Merlini held back only one thing, the mysterious clown; evidently with the intention of saving that piece of investigation for himself. He soft-pedaled the objections Mac and Pauline had raised at nearly every turn and offered the lack of concrete evidence as an excuse for not informing the authorities sooner. The Captain wasn’t greatly impressed.
When Merlini had described our discovery of the trailer that morning, told where it was now, and handed over the garage ticket, Schafer let us hear the boy’s story. Buddy and his father were brought in to repeat it. At seven that morning the boy had been doing his chores on the farm which lay behind the hill out of sight of the road. He had heard what he thought was a shot and, since it was not hunting season, had wondered about it. His father, less romantically inclined, had reckoned it was a car backfiring and made the boy finish his work. But as soon as he was free he had set out, a Buck Rogers disintegrator pistol in hand, to investigate. He had found the trailer, occupied a strategic position in the woods on the hillside above, and was holding a council of war with himself when Merlini and I arrived. We discovered now that all the time we were there we had been covered by Buck Rogers’ deadly weapon of the future and in constant danger of instant annihilation. The kid was completely disgusted with himself for his error of the dislodged stone and his subsequent hasty flight, though I’m sure that if I had been faced with a couple of charging interplanetary outlaws I’d have done the same.

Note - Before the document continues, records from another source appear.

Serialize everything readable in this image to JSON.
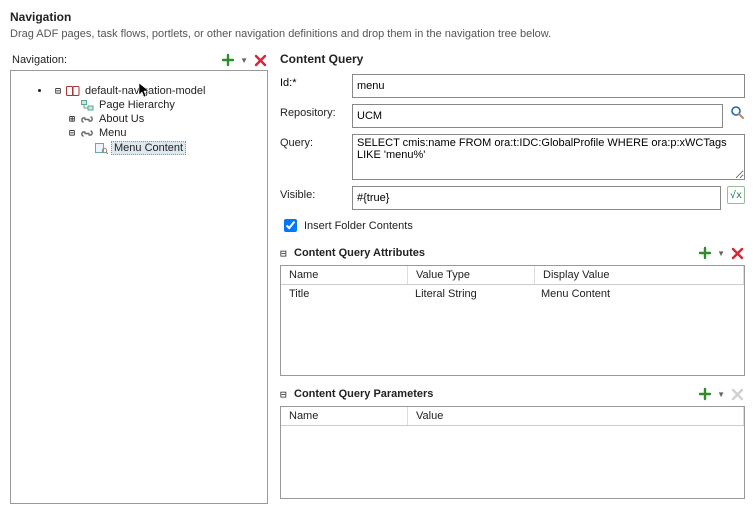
{
  "header": {
    "title": "Navigation",
    "desc": "Drag ADF pages, task flows, portlets, or other navigation definitions and drop them in the navigation tree below."
  },
  "nav": {
    "label": "Navigation:",
    "items": {
      "root": {
        "label": "default-navigation-model"
      },
      "page_hierarchy": {
        "label": "Page Hierarchy"
      },
      "about_us": {
        "label": "About Us"
      },
      "menu": {
        "label": "Menu"
      },
      "menu_content": {
        "label": "Menu Content"
      }
    }
  },
  "cq": {
    "title": "Content Query",
    "id_label": "Id:*",
    "id_value": "menu",
    "repo_label": "Repository:",
    "repo_value": "UCM",
    "query_label": "Query:",
    "query_value": "SELECT cmis:name FROM ora:t:IDC:GlobalProfile WHERE ora:p:xWCTags LIKE 'menu%'",
    "visible_label": "Visible:",
    "visible_value": "#{true}",
    "insert_label": "Insert Folder Contents"
  },
  "attrs": {
    "title": "Content Query Attributes",
    "cols": {
      "name": "Name",
      "vtype": "Value Type",
      "dval": "Display Value"
    },
    "rows": [
      {
        "name": "Title",
        "vtype": "Literal String",
        "dval": "Menu Content"
      }
    ]
  },
  "params": {
    "title": "Content Query Parameters",
    "cols": {
      "name": "Name",
      "value": "Value"
    }
  }
}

“They looked like murderers,” he said, finishing.
His father had again expressed his skepticism, but the boy was persistent. Captain Schafer, recently married to the boy’s sister Ann, ran Buck Rogers a close second in Buddy’s esteem; and finally, behind his father’s back, he had phoned the barracks with his story. The Captain had agreed that it was odd enough to investigate, had checked on the license number the boy had given him, and discovered that the owner of the vehicle was the Mighty Hannum Circus Corporation. The Captain hadn’t, however, expected to scare up anything quite like this. He was by now nearly as excited as Buddy, though he did a fair job of hiding it.